A $1.77 trillion valuation built on $2.6 billion in losses

According to SpaceX’s filing, the company reported an operating loss of $2.6 billion in 2025 on $18.7 billion in revenue, and losses continued into 2026 as the firm poured money into its Starship rocket program, satellite infrastructure, and other long-term projects. Despite these red ink figures, investors are betting on SpaceX’s dominant position in commercial launches and the rapid growth of its Starlink satellite internet business.

As the report notes, SpaceX’s valuation would place it among an elite group of S&P 500 companies; only a handful, led by Nvidia at roughly $5.2 trillion, command higher market caps. the bet is that Starlink’s recurring revenue and Starship’s future capabilities will eventually justify today’s price tag.
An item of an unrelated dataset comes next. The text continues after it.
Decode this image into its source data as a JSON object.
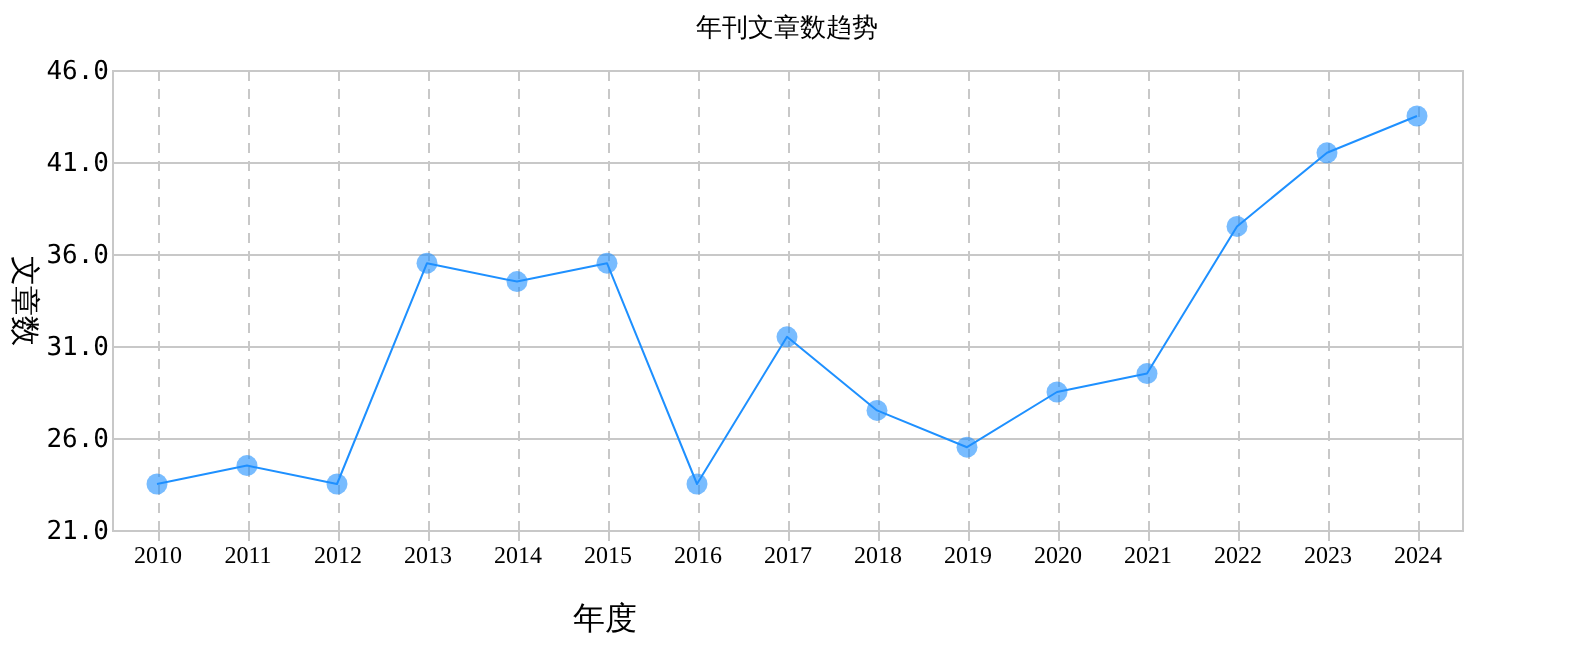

555.6 million shares, one controlling vote: Musk’s 82.4% grip

The filing reveals that SpaceX will adopt a dual-class share structure, with Musk expected to control about 82.4% of the company’s voting power after the IPO. This level of control means Musk can effectively decide the outcome of shareholder votes, including the election of most board members. SpaceX will qualify as a “controlled company” under Nasdaq corporate governance rules and intends to rely on exemptions from certain requirements normally meant to protect minority shareholders.
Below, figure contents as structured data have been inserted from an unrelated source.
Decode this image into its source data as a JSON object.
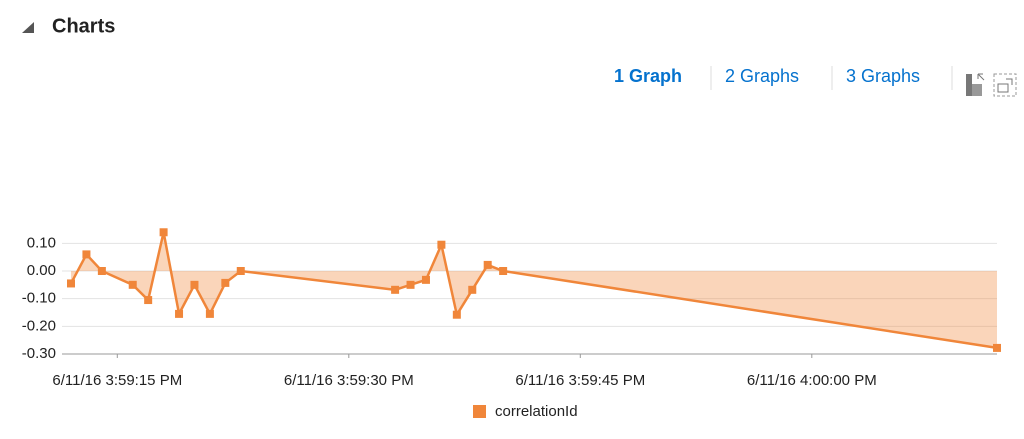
{
  "header": {
    "title": "Charts"
  },
  "tabs": [
    "1 Graph",
    "2 Graphs",
    "3 Graphs"
  ],
  "chart_data": {
    "type": "area",
    "x": [
      "6/11/16 3:59:12 PM",
      "6/11/16 3:59:13 PM",
      "6/11/16 3:59:14 PM",
      "6/11/16 3:59:16 PM",
      "6/11/16 3:59:17 PM",
      "6/11/16 3:59:18 PM",
      "6/11/16 3:59:19 PM",
      "6/11/16 3:59:20 PM",
      "6/11/16 3:59:21 PM",
      "6/11/16 3:59:22 PM",
      "6/11/16 3:59:23 PM",
      "6/11/16 3:59:33 PM",
      "6/11/16 3:59:34 PM",
      "6/11/16 3:59:35 PM",
      "6/11/16 3:59:36 PM",
      "6/11/16 3:59:37 PM",
      "6/11/16 3:59:38 PM",
      "6/11/16 3:59:39 PM",
      "6/11/16 3:59:40 PM",
      "6/11/16 4:00:12 PM"
    ],
    "series": [
      {
        "name": "correlationId",
        "color": "#f0863a",
        "values": [
          -0.045,
          0.06,
          0.0,
          -0.05,
          -0.105,
          0.14,
          -0.155,
          -0.05,
          -0.155,
          -0.043,
          0.0,
          -0.068,
          -0.05,
          -0.032,
          0.095,
          -0.158,
          -0.068,
          0.022,
          0.0,
          -0.278
        ]
      }
    ],
    "xlim": [
      "6/11/16 3:59:12 PM",
      "6/11/16 4:00:12 PM"
    ],
    "xticks": [
      "6/11/16 3:59:15 PM",
      "6/11/16 3:59:30 PM",
      "6/11/16 3:59:45 PM",
      "6/11/16 4:00:00 PM"
    ],
    "ylim": [
      -0.3,
      0.15
    ],
    "yticks": [
      {
        "value": 0.1,
        "label": "0.10"
      },
      {
        "value": 0,
        "label": "0.00"
      },
      {
        "value": -0.1,
        "label": "-0.10"
      },
      {
        "value": -0.2,
        "label": "-0.20"
      },
      {
        "value": -0.3,
        "label": "-0.30"
      }
    ],
    "grid": true
  }
}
This arrangement is not uncommon for founder-led tech companies,but the degree of concentrated power at such a massive valuation is extraordinary. Institutional investors will have to weigh the potential of Starlink and Starship against the near-total autonomy of a single individual.

What the ‘controlled company’ exemption means for outside investors

As a designated “controlled company,” SpaceX will be exempt from Nasdaq requirements that a majority of its board be independent, that it have a nominating committee composed entirely of independent directors, and that compensation decisions be made by independent directors. according to the filing, SpaceX intends to use these exemptions, meaning Musk and his appointees will face fewer checks than at a typical public company.

For everyday investors, this raises a concrete question: will the absence of independent oversight lead to better long-term returns, or will it concentrate risk? The source material does not detail how SpaceX plans to handle shareholder communications or board composition beyonnd the minimum required.

Starship,Starlink, and an unannounced AI acquisition: the unknowns

The filing mentions that SpaceX earlier this year made significant strides in its AI efforts with the acquisition of a computer vision company — but the name of that company and the terms of the deal are not disclosed. Investors are left to guess how this AI asset fits into SpaceX’s core business of launches and internet services.

Two other open questions emerge from the source article: First, what specific milestones will SpaceX need to hit for its Starship program to begin generating revenue, and second, will the dual-class structure deter large institutional funds that have policies against investing in controlled companies? The filing provides no clarity on either point, leaving the market to interpret based on Musk’s track record and the broader space economy.